Go Back Email Link
+ servings

Homemade Short Rib Ragu

Prep Time 22 minutes
Cook Time 3 hours 10 minutes
Total Time 3 hours 32 minutes
Course Main Course
Cuisine Italian
Servings 6
There is something incredibly grounding about a pot of short ribs simmering on the stove for hours. As the beef breaks down into tender, melt-in-your-mouth ribbons, the kitchen fills with a deep, savory aroma that practically pulls everyone into the room.

Ingredients

  • 3.5 lbs Bone-in beef short ribs
  • 2 tbsp Olive oil
  • 1 Large yellow onion finely diced
  • 2 Medium carrots finely diced
  • 2 Ribs celery finely diced
  • 3 Garlic cloves minced
  • 2 tbsp Tomato paste
  • 1 cup Dry red wine Cabernet or Merlot
  • 28 oz Can crushed San Marzano tomatoes
  • 1 cup Beef bone broth
  • 3 sprigs Fresh thyme
  • 2 sprigs Fresh rosemary
  • 1 lb Pappardelle pasta
  • Salt and black pepper to taste
  • Fresh parsley and grated Parmesan for garnish

Instructions

  • Preheat your oven to 325°F (165°C) or prepare to simmer on the stovetop.
  • Season short ribs heavily with salt and pepper. In a large Dutch oven, heat oil over medium-high heat. Sear ribs in batches until browned on all sides. Remove and set aside.
  • Reduce heat to medium. Add onion, carrots, and celery. Cook for 6-8 minutes until softened. Add garlic and tomato paste; cook for another 2 minutes.
  • Pour in the red wine, scraping the bottom of the pot to release the browned bits.

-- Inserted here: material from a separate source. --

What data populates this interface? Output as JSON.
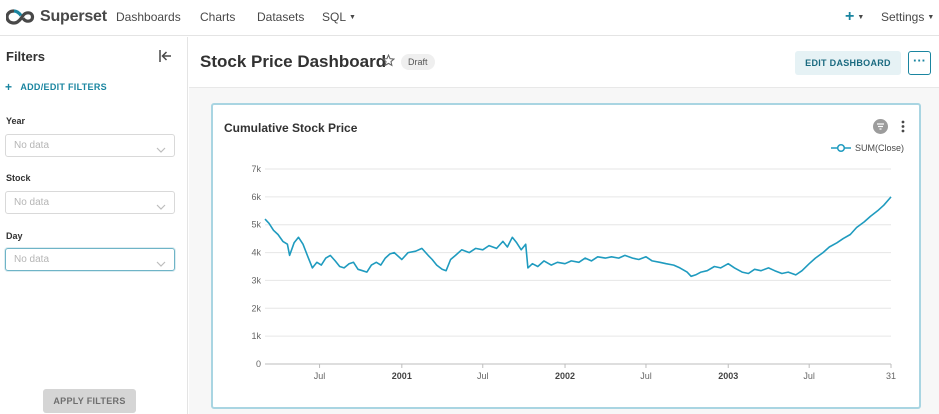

Let the wine reduce by half.
  • Add the crushed tomatoes, beef broth, thyme, and rosemary. Return the ribs (and any juices) to the pot.
  • Cover and transfer to the oven for 3 hours, or simmer on the lowest stovetop setting, until the beef is tender and falling off the bone.
  • Remove ribs from the sauce. Shred the meat with two forks, discarding the bones and any large pieces of fat. Discard herb sprigs.
  • Stir the shredded meat back into the sauce.
  • Cook pasta according to package directions until al dente. Toss the pasta directly into the sauce, adding a splash of pasta water if needed to reach your desired consistency.
  • Garnish with parsley and plenty of Parmesan cheese.